Version: v1.0
Revision: b913bc18cd0a25c95a15f45ad41b0eb3f699b4f1
Build Time: 2013-10-25T14:10:06.449-0700

ALOE

ALOE stands for Affect Labeler of Expressions. The latest version is 1.0.

ALOE was developed to train and test machine learning classifiers for automatically labeling chat messages with different emotion or affect categories. The software runs in one of four modes:

In "train" mode, ALOE takes a list of messages with ground truth labels (either "true" or "false") and trains a classifier to predict the labels for unseen messages.
In "label" mode, ALOE uses a classifier it has already trained, to generate predicted labels for a set of unlabeled messages, or to evaluate the classifier on a labeled "test" set.
In "single" mode, ALOE uses a previous classifier to label a single message provided as a command line argument ("-x" option).
Finally, ALOE features an "interactive" mode where a trained model is used to predict the label for messages that you type while the program runs.

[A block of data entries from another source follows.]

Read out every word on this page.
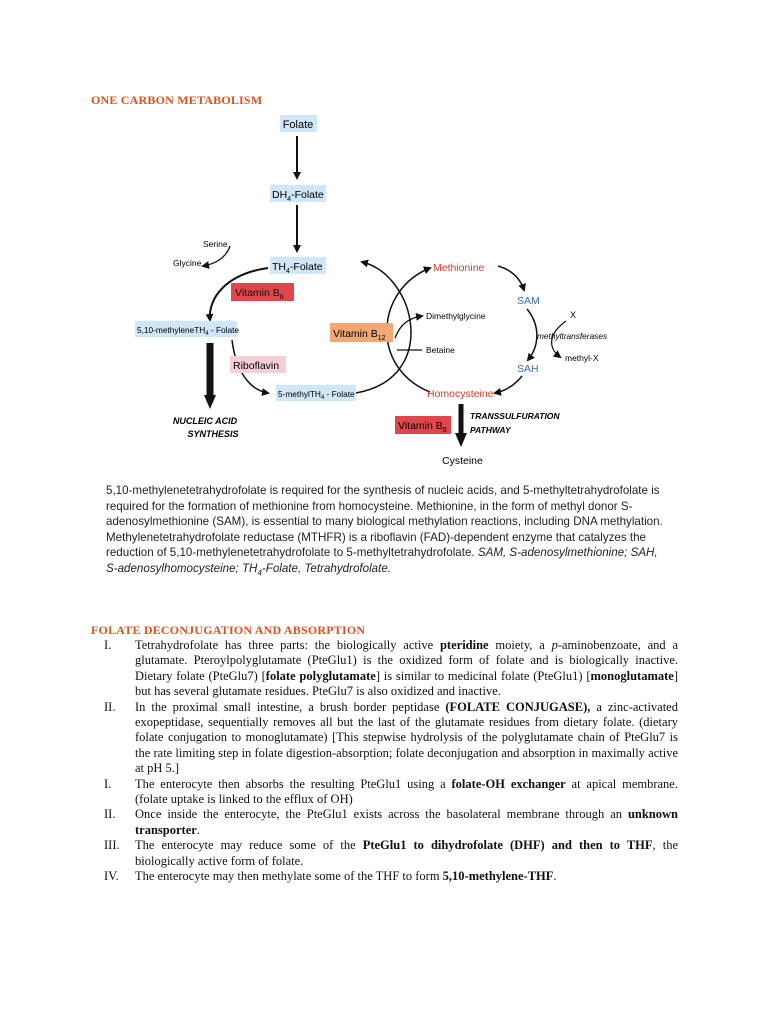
ONE CARBON METABOLISM
Folate
$DH_4$-Folate
$TH_4$-Folate
Serine
Glycine
Vitamin $B_6$
5,10-methyleneTH$_4$ - Folate
NUCLEIC ACID
SYNTHESIS
Riboflavin
5-methylTH$_4$ - Folate
Methionine
SAM
X
methyltransferases
methyl-X
SAH
Dimethylglycine
Betaine
Vitamin $B_{12}$
Homocysteine
Vitamin $B_6$
TRANSSULFURATION
PATHWAY
Cysteine
5,10-methylenetetrahydrofolate is required for the synthesis of nucleic acids, and 5-methyltetrahydrofolate is required for the formation of methionine from homocysteine. Methionine, in the form of methyl donor S-adenosylmethionine (SAM), is essential to many biological methylation reactions, including DNA methylation. Methylenetetrahydrofolate reductase (MTHFR) is a riboflavin (FAD)-dependent enzyme that catalyzes the reduction of 5,10-methylenetetrahydrofolate to 5-methyltetrahydrofolate. SAM, S-adenosylmethionine; SAH, S-adenosylhomocysteine; $TH_4$-Folate, Tetrahydrofolate.
FOLATE DECONJUGATION AND ABSORPTION
I.	Tetrahydrofolate has three parts: the biologically active pteridine moiety, a p-aminobenzoate, and a glutamate. Pteroylpolyglutamate (PteGlu1) is the oxidized form of folate and is biologically inactive. Dietary folate (PteGlu7) [folate polyglutamate] is similar to medicinal folate (PteGlu1) [monoglutamate] but has several glutamate residues. PteGlu7 is also oxidized and inactive.
II.	In the proximal small intestine, a brush border peptidase (FOLATE CONJUGASE), a zinc-activated exopeptidase, sequentially removes all but the last of the glutamate residues from dietary folate. (dietary folate conjugation to monoglutamate) [This stepwise hydrolysis of the polyglutamate chain of PteGlu7 is the rate limiting step in folate digestion-absorption; folate deconjugation and absorption in maximally active at pH 5.]
I.	The enterocyte then absorbs the resulting PteGlu1 using a folate-OH exchanger at apical membrane. (folate uptake is linked to the efflux of OH)
II.	Once inside the enterocyte, the PteGlu1 exists across the basolateral membrane through an unknown transporter.
III.	The enterocyte may reduce some of the PteGlu1 to dihydrofolate (DHF) and then to THF, the biologically active form of folate.
IV.	The enterocyte may then methylate some of the THF to form 5,10-methylene-THF.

These three modes are explained in detail below.

Download ALOE 1.0 (Fall 2012) -- View Javadocs

Download ALOE 1.1 (Fall 2013) -- View Javadocs

Running ALOE

The basic usage for ALOE is the following:

java -jar aloe.jar PIPELINE_CLASS MODE OPTIONS...

The PIPELINE_CLASS must be the name of a class in the etc.aloe.factories package, which implements etc.aloe.factories.PipelineFactory. Currently, the only available class is CSCW2013.

The MODE can be one of "train", "label", "single", or "interactive". Each mode has its own required and optional arguments, detailed below.

The following are some common options that can be used in any of the three modes:

--dateformat DATE_FORMAT, -d DATE_FORMAT: Provide a custom date format string (default is 'yyyy-MM-dd HH:mm:ss') as for SimpleDateFormat.
--random N, -r N: Random seed for the Random instance shared across ALOE.

Pipeline Classes

Specific pipeline classes define additional options, depending on the mode. The available pipelines are listed here. Basic options available (or required) regardless of the pipeline selected are in the following sections.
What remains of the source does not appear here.